Aktivist Dilek Tekocak da yaptığı açıklamada, "Hazırsa hemen diğer gemiye geçebilirim. Surda bir gedik açtık. İsrail sonunun başlangıcını getirdi. Bundan sonra filolar durmayacak. Biz onların imajının yıkıldığını gördük. Çok yakında İsrail'in yıkıldığını göreceğiz. Fransa milletvekili ile aynı koğuştaydık, aynı gemide geldik. Benim başörtümü vermek istemediklerinde 'ben bu faşizmi herkese anlatacağım' dedi. 3 gün boyunca su vermediler bize. Verdikleri yiyecekleri söylesem gülerler. 15 kişilik koğuşa bir tabak biber doğrayıp biraz da yoğurt verdiler. Sanırım dalga geçmek için yaptılar. Aç bıraktılar, susuz bıraktılar. İsrail milletvekili Ben Gvir geldi. Kendi askerlerinin onların yolunu gözlediğinden bahsettik. Biz onu konuşturmadık, protesto ettik. Protestolardan sonra dozunu artırdılar. Belki o protestolar olmasaydı daha farklı davranacaklardı Avrupa'dan vekiller olduğu için" diye konuştu.

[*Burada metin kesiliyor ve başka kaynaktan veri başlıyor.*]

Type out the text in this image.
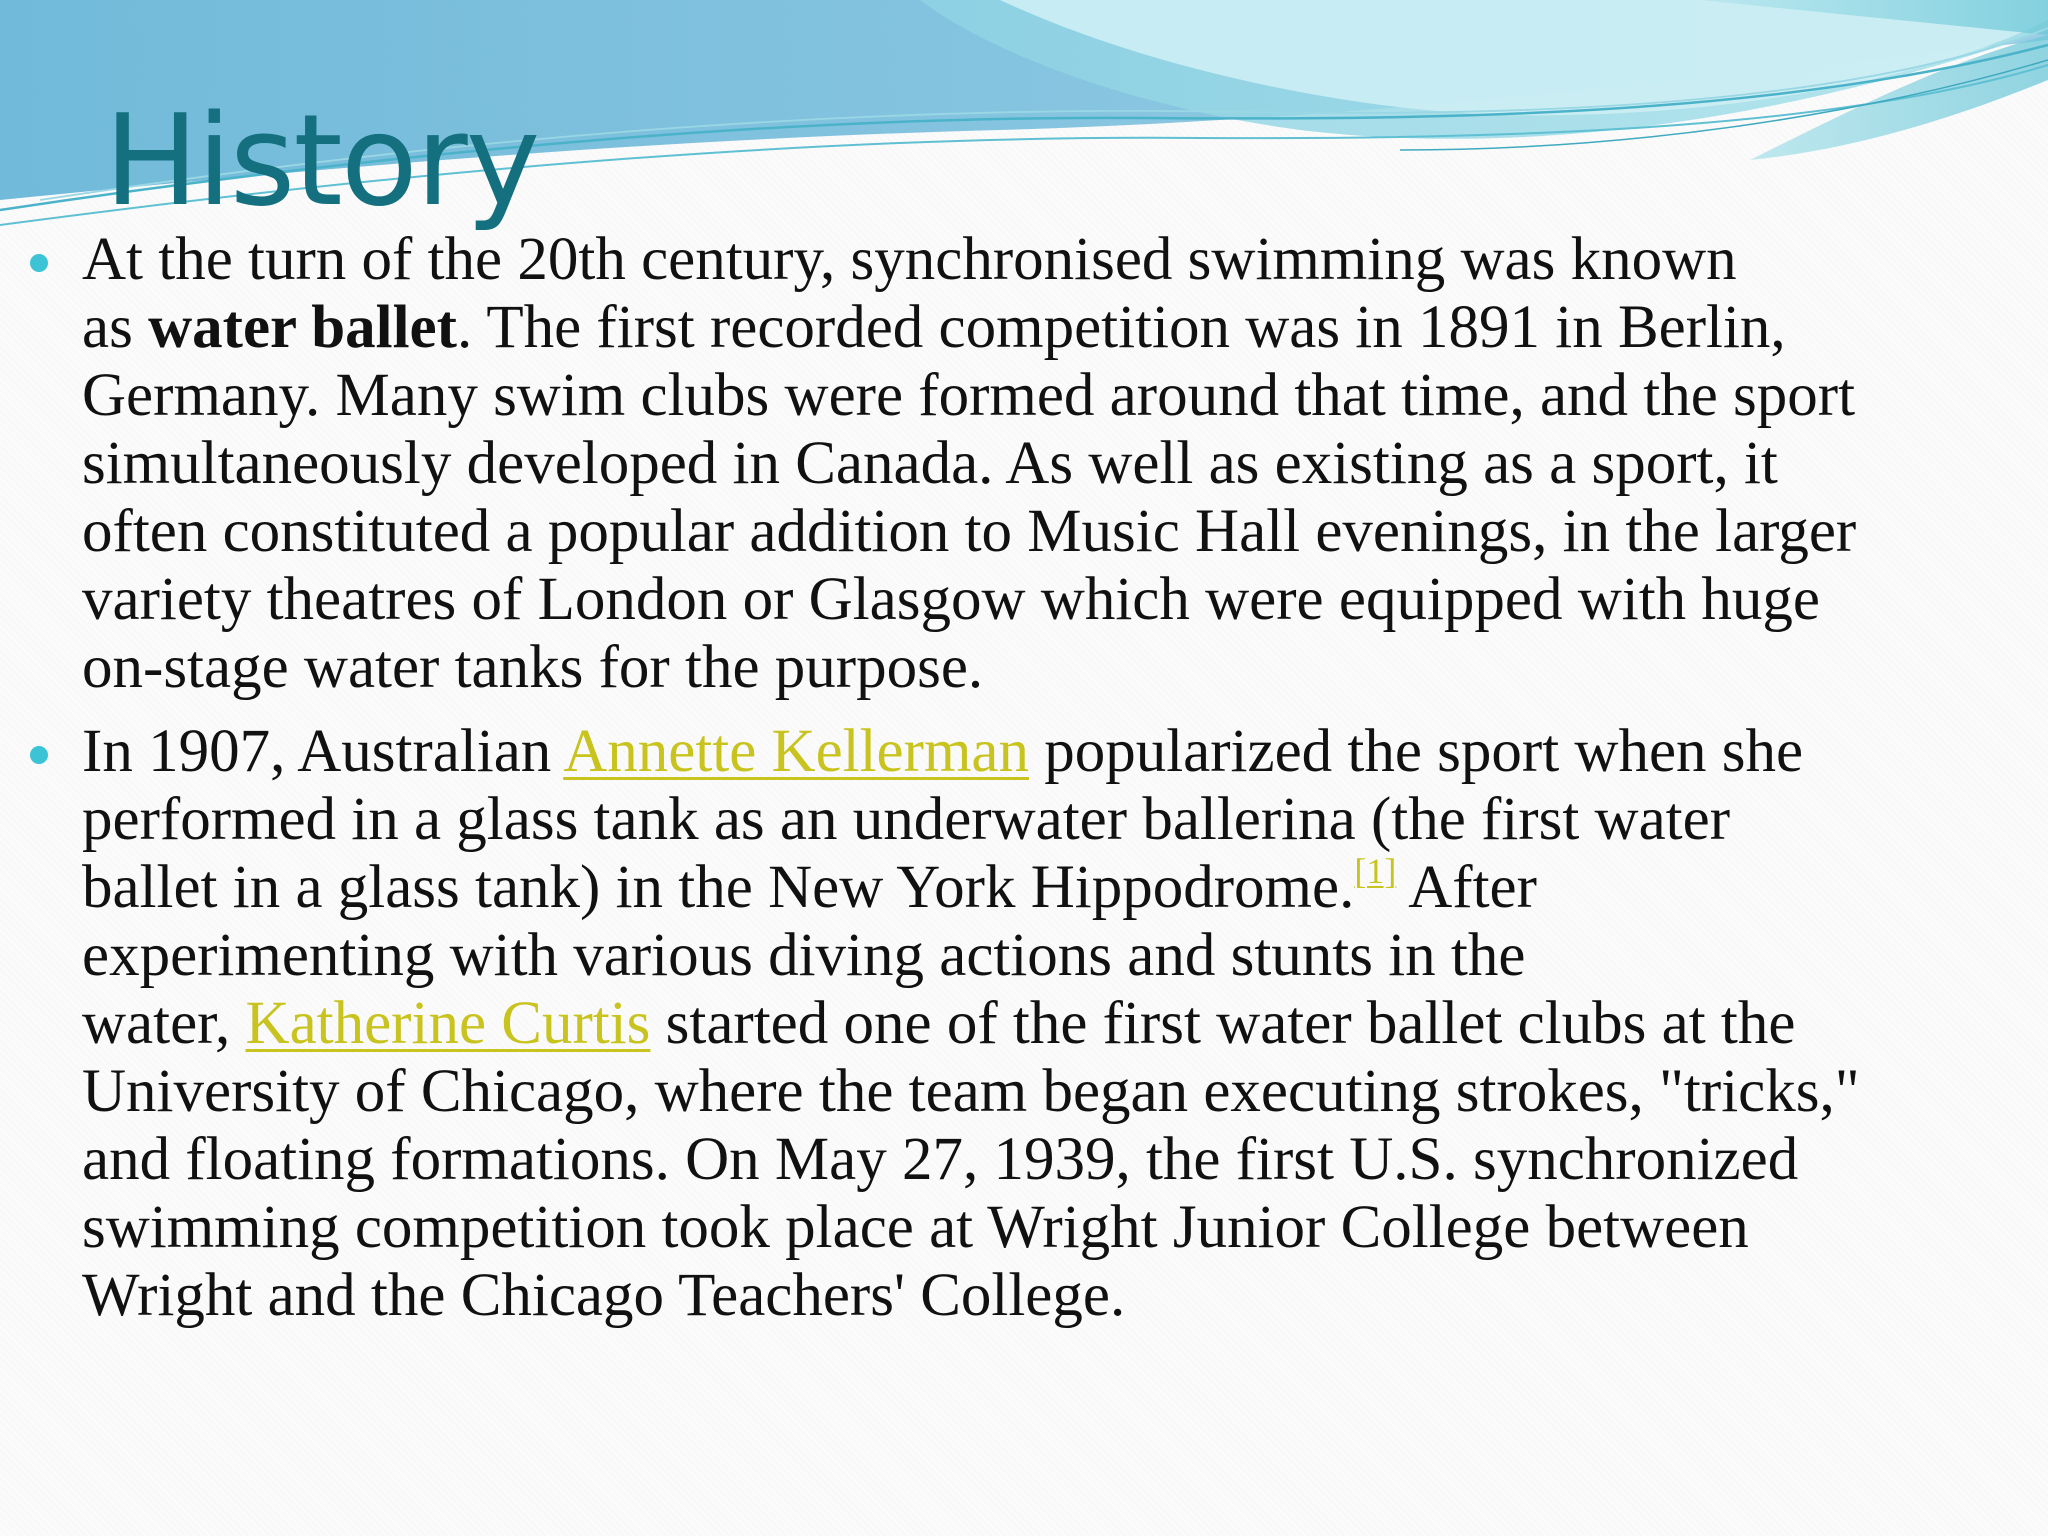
History
At the turn of the 20th century, synchronised swimming was known
as water ballet. The first recorded competition was in 1891 in Berlin,
Germany. Many swim clubs were formed around that time, and the sport
simultaneously developed in Canada. As well as existing as a sport, it
often constituted a popular addition to Music Hall evenings, in the larger
variety theatres of London or Glasgow which were equipped with huge
on-stage water tanks for the purpose.
In 1907, Australian Annette Kellerman popularized the sport when she
performed in a glass tank as an underwater ballerina (the first water
ballet in a glass tank) in the New York Hippodrome.[1] After
experimenting with various diving actions and stunts in the
water, Katherine Curtis started one of the first water ballet clubs at the
University of Chicago, where the team began executing strokes, "tricks,"
and floating formations. On May 27, 1939, the first U.S. synchronized
swimming competition took place at Wright Junior College between
Wright and the Chicago Teachers' College.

Aktivistlerin yakınları da sevdiklerine kavuşmak için İstanbul Havalimanı'na geldi.
RAMON HAVALİMANI'NDAN HAVALANDI
Aktivistleri taşıyan uçak İstanbula gelmek üzere Eilat kentine bağlı Ramon Havalimanı apronundan havalandı.
THY'nin TK6920 sefer sayılı uçağın, 36'sı Türk 137 aktivistin Türkiye yolunda olduğu bildirildi.
Dışişleri Bakanlığı kaynakları tarafından yapılan açıklamada, "Vatandaşlarımızı ve üçüncü ülke uyrukluları taşıyan uçak, İstanbul'a gelmek üzere havalanmıştır. Uçağın, TSİ 15.40 civarında iniş yapması beklenmektedir. Uçakta, 36'sı Türk vatandaşı 137 filo katılımcısı bulunmaktadır." ifadeleri kullanıldı.